De betrokken onderzoeksteams probeerden drie centrale vragen te beantwoorden. Ten eerste: zijn de ontworpen actieve middelen (in het bijzonder antisense-peptidenucleïnezuren die zich richten op mRNA's van essentiële bacteriële genen) specifiek? Met andere woorden: blokkeren ze eigenlijk maar één specifiek bacterieel gen? Of hebben ze mogelijk ook invloed op andere mRNA’s? Het antwoord is duidelijk: “Onze resultaten laten zien dat de toegepaste basenparen alleen het betreffende gen blokkeren”, zegt Vogel. Ten tweede: Hoe reageert de bacterie op de translocatie van deze RNA-antibiotica naar de cel? Antwoord: Bacteriën vertonen een stressreactie en dus helaas niet zoals gewenst. Dit is voornamelijk te wijten aan het feit dat antisense-peptidenucleïnezuren relatief groot van omvang zijn. De stress ontstaat dus vooral als deze biomoleculen het bacteriemembraan passeren. Er is echter goed nieuws met betrekking tot het antwoord op vraag drie: Is het mogelijk om deze “base pair snippets” kleiner te maken? Ja dat is zo. “Tot nu toe gingen wetenschappers ervan uit dat er tussen de negen en veertien basenparen nodig zijn om niet-specifieke binding aan andere genen te voorkomen”, legt Vogel uit. De gepubliceerde resultaten laten nu zien dat negen basenparen voldoende zijn; aldus kunnen de fragmenten relatief klein worden gehouden.

Presentatie van uitmuntend werk van jonge wetenschappers

Eerste auteur van de studie in Onderzoek naar nucleïnezuren is Dr. Linda Popella, onderzoeksmedewerker bij de afdeling Moleculaire Infectiebiologie I. Dit is de tweede keer binnen een jaar dat deze jonge immunoloog een artikel publiceert in een hooggeplaatst onderzoekstijdschrift.
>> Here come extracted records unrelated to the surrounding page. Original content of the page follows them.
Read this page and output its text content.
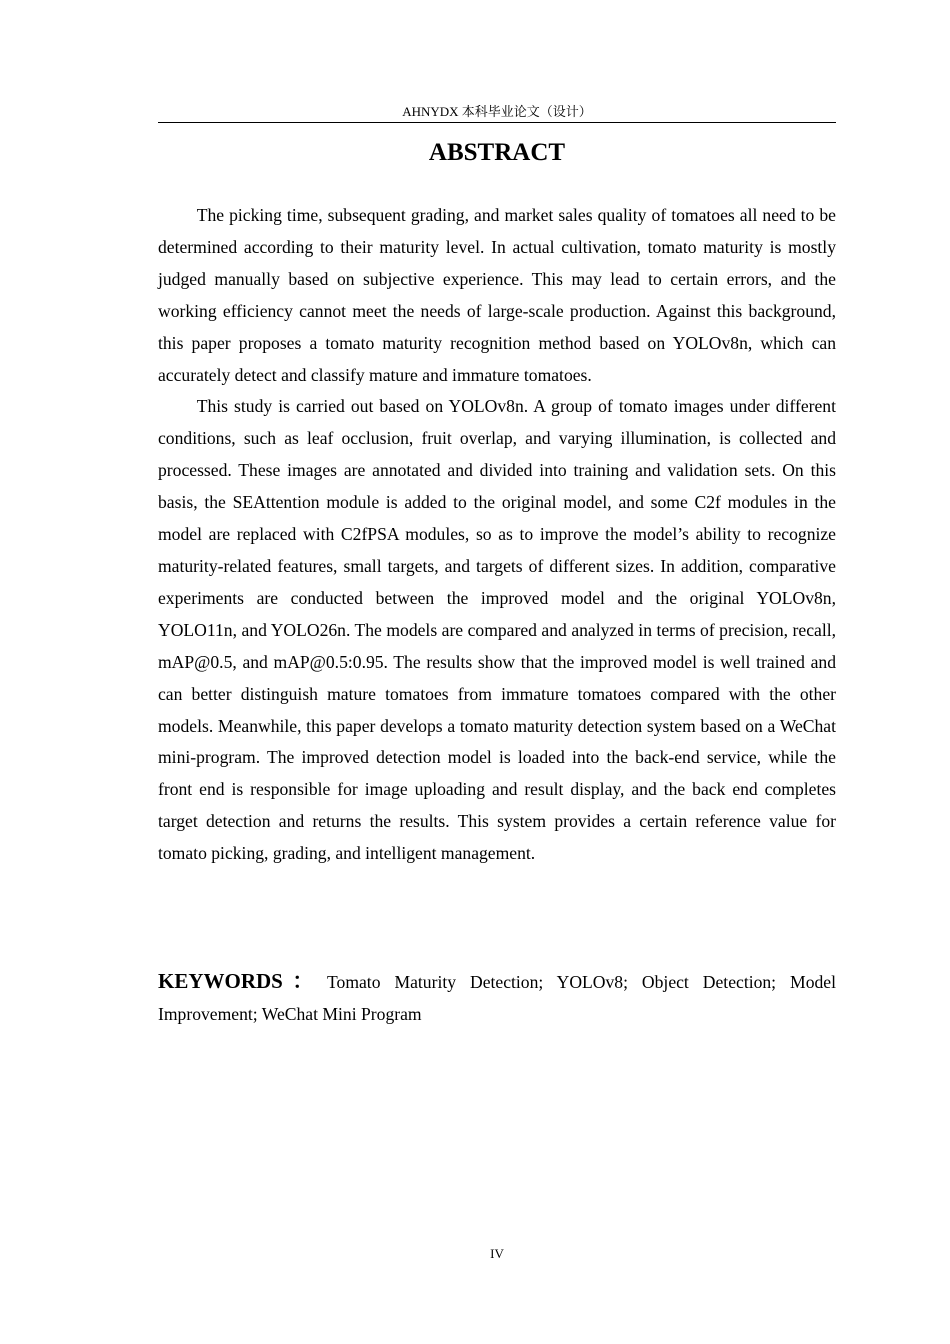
AHNYDX 本科毕业论文（设计）
ABSTRACT

The picking time, subsequent grading, and market sales quality of tomatoes all need to be determined according to their maturity level. In actual cultivation, tomato maturity is mostly judged manually based on subjective experience. This may lead to certain errors, and the working efficiency cannot meet the needs of large-scale production. Against this background, this paper proposes a tomato maturity recognition method based on YOLOv8n, which can accurately detect and classify mature and immature tomatoes.

This study is carried out based on YOLOv8n. A group of tomato images under different conditions, such as leaf occlusion, fruit overlap, and varying illumination, is collected and processed. These images are annotated and divided into training and validation sets. On this basis, the SEAttention module is added to the original model, and some C2f modules in the model are replaced with C2fPSA modules, so as to improve the model’s ability to recognize maturity-related features, small targets, and targets of different sizes. In addition, comparative experiments are conducted between the improved model and the original YOLOv8n, YOLO11n, and YOLO26n. The models are compared and analyzed in terms of precision, recall, mAP@0.5, and mAP@0.5:0.95. The results show that the improved model is well trained and can better distinguish mature tomatoes from immature tomatoes compared with the other models. Meanwhile, this paper develops a tomato maturity detection system based on a WeChat mini-program. The improved detection model is loaded into the back-end service, while the front end is responsible for image uploading and result display, and the back end completes target detection and returns the results. This system provides a certain reference value for tomato picking, grading, and intelligent management.

KEYWORDS： Tomato Maturity Detection; YOLOv8; Object Detection; Model Improvement; WeChat Mini Program

IV
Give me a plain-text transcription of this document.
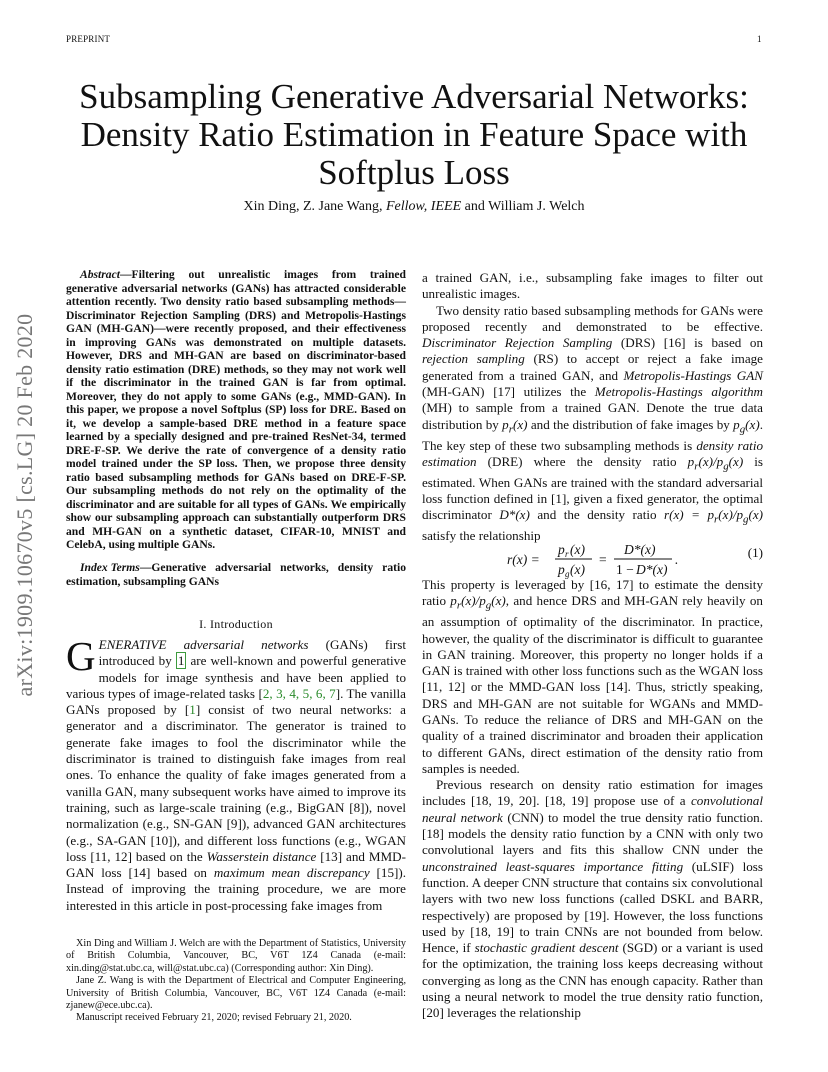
PREPRINT	1
Subsampling Generative Adversarial Networks: Density Ratio Estimation in Feature Space with Softplus Loss
Xin Ding, Z. Jane Wang, Fellow, IEEE and William J. Welch
arXiv:1909.10670v5 [cs.LG] 20 Feb 2020
Abstract—Filtering out unrealistic images from trained generative adversarial networks (GANs) has attracted considerable attention recently. Two density ratio based subsampling methods—Discriminator Rejection Sampling (DRS) and Metropolis-Hastings GAN (MH-GAN)—were recently proposed, and their effectiveness in improving GANs was demonstrated on multiple datasets. However, DRS and MH-GAN are based on discriminator-based density ratio estimation (DRE) methods, so they may not work well if the discriminator in the trained GAN is far from optimal. Moreover, they do not apply to some GANs (e.g., MMD-GAN). In this paper, we propose a novel Softplus (SP) loss for DRE. Based on it, we develop a sample-based DRE method in a feature space learned by a specially designed and pre-trained ResNet-34, termed DRE-F-SP. We derive the rate of convergence of a density ratio model trained under the SP loss. Then, we propose three density ratio based subsampling methods for GANs based on DRE-F-SP. Our subsampling methods do not rely on the optimality of the discriminator and are suitable for all types of GANs. We empirically show our subsampling approach can substantially outperform DRS and MH-GAN on a synthetic dataset, CIFAR-10, MNIST and CelebA, using multiple GANs.
Index Terms—Generative adversarial networks, density ratio estimation, subsampling GANs
I. Introduction

GENERATIVE adversarial networks (GANs) first introduced by 1 are well-known and powerful generative models for image synthesis and have been applied to various types of image-related tasks [2, 3, 4, 5, 6, 7]. The vanilla GANs proposed by [1] consist of two neural networks: a generator and a discriminator. The generator is trained to generate fake images to fool the discriminator while the discriminator is trained to distinguish fake images from real ones. To enhance the quality of fake images generated from a vanilla GAN, many subsequent works have aimed to improve its training, such as large-scale training (e.g., BigGAN [8]), novel normalization (e.g., SN-GAN [9]), advanced GAN architectures (e.g., SA-GAN [10]), and different loss functions (e.g., WGAN loss [11, 12] based on the Wasserstein distance [13] and MMD-GAN loss [14] based on maximum mean discrepancy [15]). Instead of improving the training procedure, we are more interested in this article in post-processing fake images from

Xin Ding and William J. Welch are with the Department of Statistics, University of British Columbia, Vancouver, BC, V6T 1Z4 Canada (e-mail: xin.ding@stat.ubc.ca, will@stat.ubc.ca) (Corresponding author: Xin Ding).

Jane Z. Wang is with the Department of Electrical and Computer Engineering, University of British Columbia, Vancouver, BC, V6T 1Z4 Canada (e-mail: zjanew@ece.ubc.ca).

Manuscript received February 21, 2020; revised February 21, 2020.

a trained GAN, i.e., subsampling fake images to filter out unrealistic images.

Two density ratio based subsampling methods for GANs were proposed recently and demonstrated to be effective. Discriminator Rejection Sampling (DRS) [16] is based on rejection sampling (RS) to accept or reject a fake image generated from a trained GAN, and Metropolis-Hastings GAN (MH-GAN) [17] utilizes the Metropolis-Hastings algorithm (MH) to sample from a trained GAN. Denote the true data distribution by $p_r(x)$ and the distribution of fake images by $p_g(x)$. The key step of these two subsampling methods is density ratio estimation (DRE) where the density ratio $p_r(x)/p_g(x)$ is estimated. When GANs are trained with the standard adversarial loss function defined in [1], given a fixed generator, the optimal discriminator D*(x) and the density ratio $r(x) = p_r(x)/p_g(x)$ satisfy the relationship

r(x) =
p r (x)
p g (x)
=
D*(x)
1 − D*(x)
.	(1)

This property is leveraged by [16, 17] to estimate the density ratio $p_r(x)/p_g(x)$, and hence DRS and MH-GAN rely heavily on an assumption of optimality of the discriminator. In practice, however, the quality of the discriminator is difficult to guarantee in GAN training. Moreover, this property no longer holds if a GAN is trained with other loss functions such as the WGAN loss [11, 12] or the MMD-GAN loss [14]. Thus, strictly speaking, DRS and MH-GAN are not suitable for WGANs and MMD-GANs. To reduce the reliance of DRS and MH-GAN on the quality of a trained discriminator and broaden their application to different GANs, direct estimation of the density ratio from samples is needed.

Previous research on density ratio estimation for images includes [18, 19, 20]. [18, 19] propose use of a convolutional neural network (CNN) to model the true density ratio function. [18] models the density ratio function by a CNN with only two convolutional layers and fits this shallow CNN under the unconstrained least-squares importance fitting (uLSIF) loss function. A deeper CNN structure that contains six convolutional layers with two new loss functions (called DSKL and BARR, respectively) are proposed by [19]. However, the loss functions used by [18, 19] to train CNNs are not bounded from below. Hence, if stochastic gradient descent (SGD) or a variant is used for the optimization, the training loss keeps decreasing without converging as long as the CNN has enough capacity. Rather than using a neural network to model the true density ratio function, [20] leverages the relationship
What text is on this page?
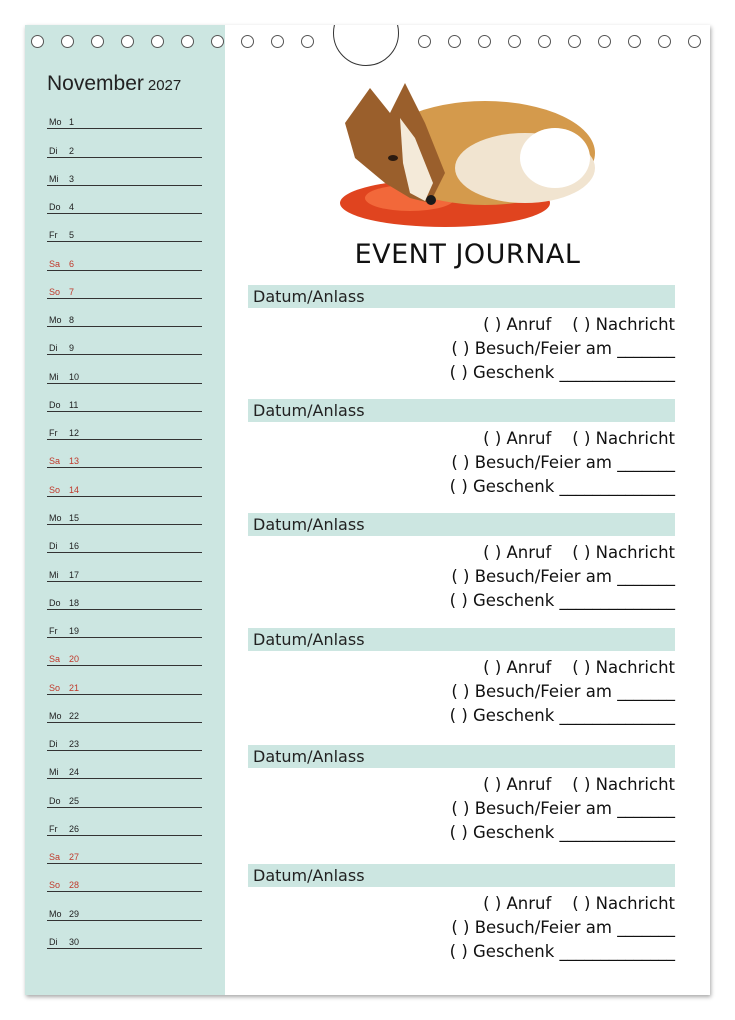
November 2027
Mo 1
Di 2
Mi 3
Do 4
Fr 5
Sa 6
So 7
Mo 8
Di 9
Mi 10
Do 11
Fr 12
Sa 13
So 14
Mo 15
Di 16
Mi 17
Do 18
Fr 19
Sa 20
So 21
Mo 22
Di 23
Mi 24
Do 25
Fr 26
Sa 27
So 28
Mo 29
Di 30
EVENT JOURNAL
Datum/Anlass
( ) Anruf    ( ) Nachricht
( ) Besuch/Feier am _______
( ) Geschenk ______________
Datum/Anlass
( ) Anruf    ( ) Nachricht
( ) Besuch/Feier am _______
( ) Geschenk ______________
Datum/Anlass
( ) Anruf    ( ) Nachricht
( ) Besuch/Feier am _______
( ) Geschenk ______________
Datum/Anlass
( ) Anruf    ( ) Nachricht
( ) Besuch/Feier am _______
( ) Geschenk ______________
Datum/Anlass
( ) Anruf    ( ) Nachricht
( ) Besuch/Feier am _______
( ) Geschenk ______________
Datum/Anlass
( ) Anruf    ( ) Nachricht
( ) Besuch/Feier am _______
( ) Geschenk ______________
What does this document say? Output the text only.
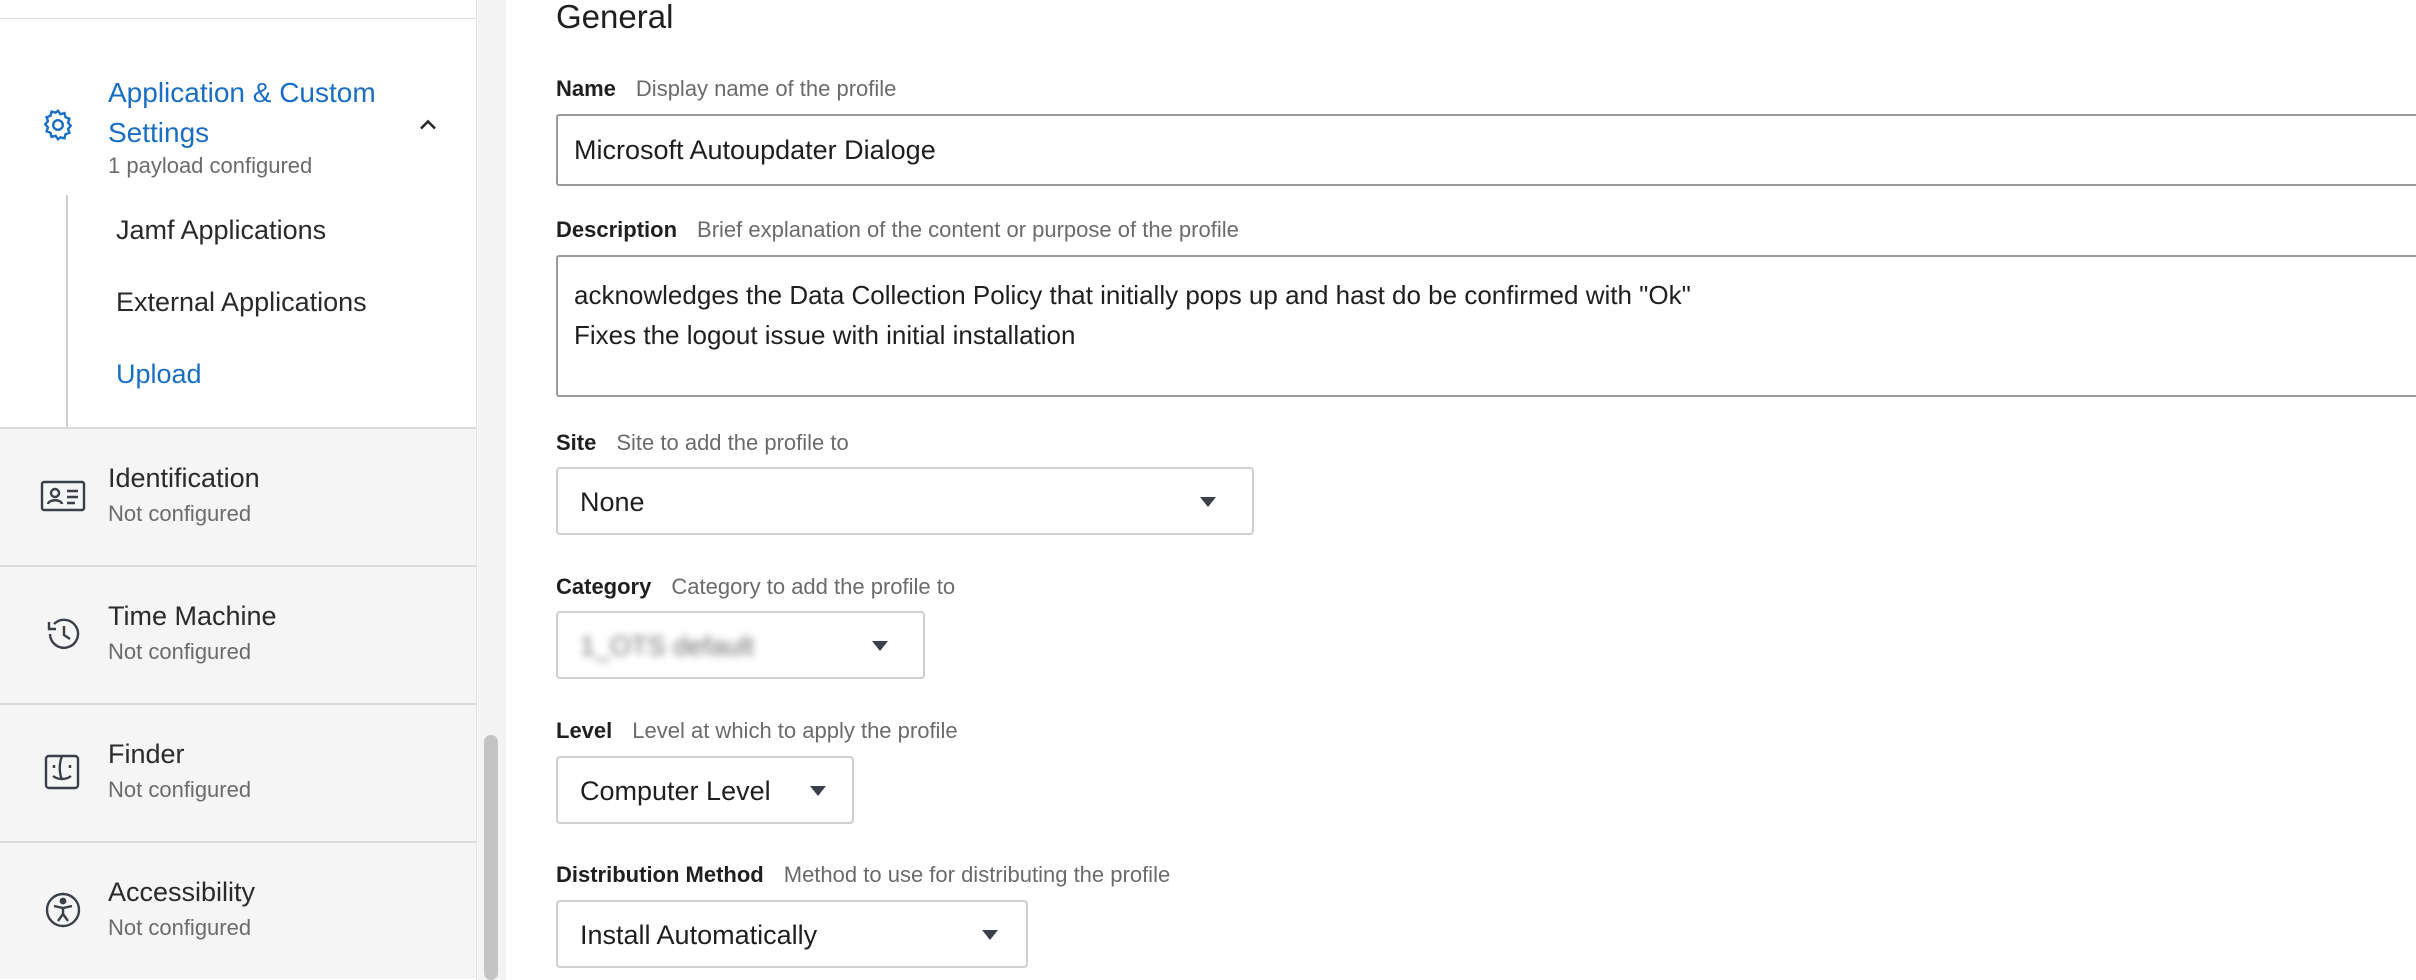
Application & Custom Settings
1 payload configured
Jamf Applications
External Applications
Upload
Identification
Not configured
Time Machine
Not configured
Finder
Not configured
Accessibility
Not configured
General
Name Display name of the profile
Microsoft Autoupdater Dialoge
Description Brief explanation of the content or purpose of the profile
acknowledges the Data Collection Policy that initially pops up and hast do be confirmed with "Ok"
Fixes the logout issue with initial installation
Site Site to add the profile to
None
Category Category to add the profile to
1_OTS default
Level Level at which to apply the profile
Computer Level
Distribution Method Method to use for distributing the profile
Install Automatically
Voor Jörg Vogel bewijst dit het uitmuntende onderzoek dat wordt uitgevoerd door junior wetenschappers in de HIRI- en IMIB-laboratoria. Over het geheel genomen laten de resultaten volgens de auteurs van het onderzoek zien dat op mRNA gebaseerde antibiotica in principe geschikt zijn voor de bestrijding van uropathogene stammen van Escherichia coli. Er moeten echter nog een aantal belangrijke vragen worden beantwoord voordat deze aanpak in de klinieken kan worden toegepast. Toch is er een dringende behoefte: “Als we niet willen zien hoe antibioticaresistente microben de successen van de moderne geneeskunde dwarsbomen, hebben we nieuwe hulpmiddelen nodig die een gerichte behandeling van ziekteverwekkers mogelijk maken”, zegt Jörg Vogel. Hoe dan ook, conventionele antibiotica zijn niet in staat dit te bereiken.